Божечки!

Сто пятьдесят четыре дня назад мы ехали в Карелию. Двадцать четвертое июля. Озеро. Капот. Его пальцы во мне, а я вся на нем…

От облегчения, возникшего после решения несложной, но такой важной задачки, застонала прямо в рот Калинина и, почувствовав ответный рык, складывающийся в едва разборчивое «посчитала, наконец!», выронила сумку и позволила себе взаимность. Обхватила руками мужскую талию, забираясь холодными пальцами под толстовку, согревая их о гладкие косые мышцы, упруго перекатывающиеся под пылающей кожей, привстала на носочки и ответила на поцелуй.

Так же голодно, так же жадно, так же горячо.

Глава 39


Пуховик слетел на пол вслед за сумкой, к ним присоединилась толстовка и футболка Стаса, оставив неприкрытым крепкий мужской торс. Получив доступ к широкой мускулистой груди, я нетерпеливо оглаживала ее ладонями, то и дело цепляясь за бусинки его твердых коричневатых сосков, отчего мои собственные заныли от напряжения и нехватки ласки, ведь руки Калинина вовсю тискали мою задницу, затянутую в гладкую, плотную микрофибру.

Удивительно, каким правильным теперь кажется происходящее вокруг.

Как же невыносимо жарко. В этих дурацких колготках, вмиг ставших неудобными сапогах и в шерстяном платье с длинными рукавами я чувствовала себя, как морж в бане — адски горячо и душно!

Стас, впрочем, явно был озадачен той же проблемой.

Покусывая меня за подбородок, шею, ушко, он между тем начинал злиться от того, что посадка на тугих колготках слишком высокая, талия на платье слишком занижена, вместо удобного декольте белый воротничок под горло, а потайная молния, расположенная не на спине, а где-то сбоку никак не находилась под нетерпеливыми пальцами. В общем, упакована я была, словно леденец на палочке, обертка которого склеена прочнее, чем подошва на китайских кроссовках.

Так и не подобравшись к моей груди ни сверху, ни снизу, Стас рыкнул, подхватил меня на руки и в несколько шагов достиг дивана, усадив на себя сверху.

Божечки!

Никакие колготки не могли помешать мне почувствовать его устойчивые мужские намерения! Даже сквозь плотные джинсы вздыбленный орган недвусмысленно намекал на свой внушительный размер и титановую твердость.

Он прямо таки молил об освобождении, а добро внутри меня против насильного заточения, поэтому руки самопроизвольно соскользнули с груди на ширинку.

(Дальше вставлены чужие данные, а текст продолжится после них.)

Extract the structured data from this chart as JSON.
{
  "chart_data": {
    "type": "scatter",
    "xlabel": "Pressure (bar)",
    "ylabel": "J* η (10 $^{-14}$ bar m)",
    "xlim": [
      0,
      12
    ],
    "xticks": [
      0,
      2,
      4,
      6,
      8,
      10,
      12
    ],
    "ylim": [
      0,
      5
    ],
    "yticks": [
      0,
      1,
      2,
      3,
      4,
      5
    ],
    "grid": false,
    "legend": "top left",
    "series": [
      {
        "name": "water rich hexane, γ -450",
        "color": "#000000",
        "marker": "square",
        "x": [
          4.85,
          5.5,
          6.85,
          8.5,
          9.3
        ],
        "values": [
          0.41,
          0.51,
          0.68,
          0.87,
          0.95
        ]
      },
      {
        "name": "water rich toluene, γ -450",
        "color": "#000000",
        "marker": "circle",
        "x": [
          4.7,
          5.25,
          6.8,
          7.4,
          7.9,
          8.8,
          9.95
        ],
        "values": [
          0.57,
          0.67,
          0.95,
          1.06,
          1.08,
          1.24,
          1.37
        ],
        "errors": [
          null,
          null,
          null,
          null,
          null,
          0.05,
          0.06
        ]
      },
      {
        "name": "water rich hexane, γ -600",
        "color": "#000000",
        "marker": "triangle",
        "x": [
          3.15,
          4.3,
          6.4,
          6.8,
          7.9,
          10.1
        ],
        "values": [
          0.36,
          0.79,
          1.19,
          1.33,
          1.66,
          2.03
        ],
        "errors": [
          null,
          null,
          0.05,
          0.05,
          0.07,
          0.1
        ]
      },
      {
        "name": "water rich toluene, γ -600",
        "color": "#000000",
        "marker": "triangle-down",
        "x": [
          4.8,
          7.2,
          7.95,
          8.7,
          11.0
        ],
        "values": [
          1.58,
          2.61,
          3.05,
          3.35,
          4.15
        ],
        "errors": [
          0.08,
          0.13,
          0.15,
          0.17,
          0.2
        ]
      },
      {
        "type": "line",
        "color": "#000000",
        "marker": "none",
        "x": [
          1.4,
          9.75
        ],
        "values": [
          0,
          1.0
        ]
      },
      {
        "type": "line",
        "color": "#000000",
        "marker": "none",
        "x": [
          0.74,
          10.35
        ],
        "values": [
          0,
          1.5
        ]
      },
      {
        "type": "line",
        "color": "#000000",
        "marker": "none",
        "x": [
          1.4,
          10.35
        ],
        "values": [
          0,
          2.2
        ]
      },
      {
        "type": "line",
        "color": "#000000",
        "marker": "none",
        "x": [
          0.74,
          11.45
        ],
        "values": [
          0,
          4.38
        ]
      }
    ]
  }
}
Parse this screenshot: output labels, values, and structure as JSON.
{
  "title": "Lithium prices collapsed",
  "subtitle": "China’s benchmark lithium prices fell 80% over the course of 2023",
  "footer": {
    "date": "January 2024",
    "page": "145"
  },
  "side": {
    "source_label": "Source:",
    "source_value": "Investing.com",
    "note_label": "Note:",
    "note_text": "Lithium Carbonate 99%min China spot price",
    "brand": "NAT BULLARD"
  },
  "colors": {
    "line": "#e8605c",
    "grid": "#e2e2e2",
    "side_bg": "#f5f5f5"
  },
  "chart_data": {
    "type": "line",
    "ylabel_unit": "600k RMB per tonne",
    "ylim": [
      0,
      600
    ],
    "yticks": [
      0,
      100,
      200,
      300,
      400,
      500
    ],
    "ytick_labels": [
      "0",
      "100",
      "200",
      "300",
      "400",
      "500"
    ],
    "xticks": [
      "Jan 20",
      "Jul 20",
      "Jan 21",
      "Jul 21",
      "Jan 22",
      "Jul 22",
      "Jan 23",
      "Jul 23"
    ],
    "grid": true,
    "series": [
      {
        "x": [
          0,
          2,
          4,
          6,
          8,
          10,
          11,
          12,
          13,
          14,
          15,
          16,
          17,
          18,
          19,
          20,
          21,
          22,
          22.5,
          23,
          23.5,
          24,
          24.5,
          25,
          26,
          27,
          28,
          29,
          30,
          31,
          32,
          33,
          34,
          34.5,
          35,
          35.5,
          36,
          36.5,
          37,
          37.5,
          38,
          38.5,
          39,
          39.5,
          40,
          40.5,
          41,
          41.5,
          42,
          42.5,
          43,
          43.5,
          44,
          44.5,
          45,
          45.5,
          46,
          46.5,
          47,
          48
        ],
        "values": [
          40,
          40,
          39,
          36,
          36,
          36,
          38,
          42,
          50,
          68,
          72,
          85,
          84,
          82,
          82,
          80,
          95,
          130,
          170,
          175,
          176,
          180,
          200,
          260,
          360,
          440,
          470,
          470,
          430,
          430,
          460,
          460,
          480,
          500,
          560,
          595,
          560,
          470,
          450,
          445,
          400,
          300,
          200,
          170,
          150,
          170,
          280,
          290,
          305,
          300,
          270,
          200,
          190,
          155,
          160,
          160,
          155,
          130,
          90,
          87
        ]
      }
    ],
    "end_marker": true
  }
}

Однако в самый неподходящий момент градус сексуального моего напряжения значительно понизили превратившиеся в настоящие орудия пыток сапоги. Их узкие голенища в столь нестандартной для обутой женщины позе туго сжимали мои икры, нарушая циркуляцию крови.

Что за наказание!

И если сначала я решила продолжить вызволение из плена джинс естества Калинина, плюнув на неудобство в расчете, что можно и потерпеть во имя благого дела, то уже через минуту ни поцелуи, ни страстные ласки, ни мысли о возбужденном члене оказались не способны затмить дискомфорт в ногах.

И я заныла.

— Стас… Стас… — но Калинин не отвечал, посчитав, что стоны мои от удовольствия и наслаждения, и лишь активнее шарил руками по телу. — Стас… Ну Стас… Подожди…

— Ничего не бойся, маленькая, тебе будет хорошо, обещаю… О, вот она!

После чего Калинин, наконец, нашел потайную молнию на платье и дернул змейку вниз, я слова не успела вставить, как он бесцеремонно задрал подол к верху, вынуждая поднять руки. Мой писк о том, что сначала надо бы расстегнуть пуговки на воротнике и манжетах, потонул под слоем шерстяной клетчатой ткани.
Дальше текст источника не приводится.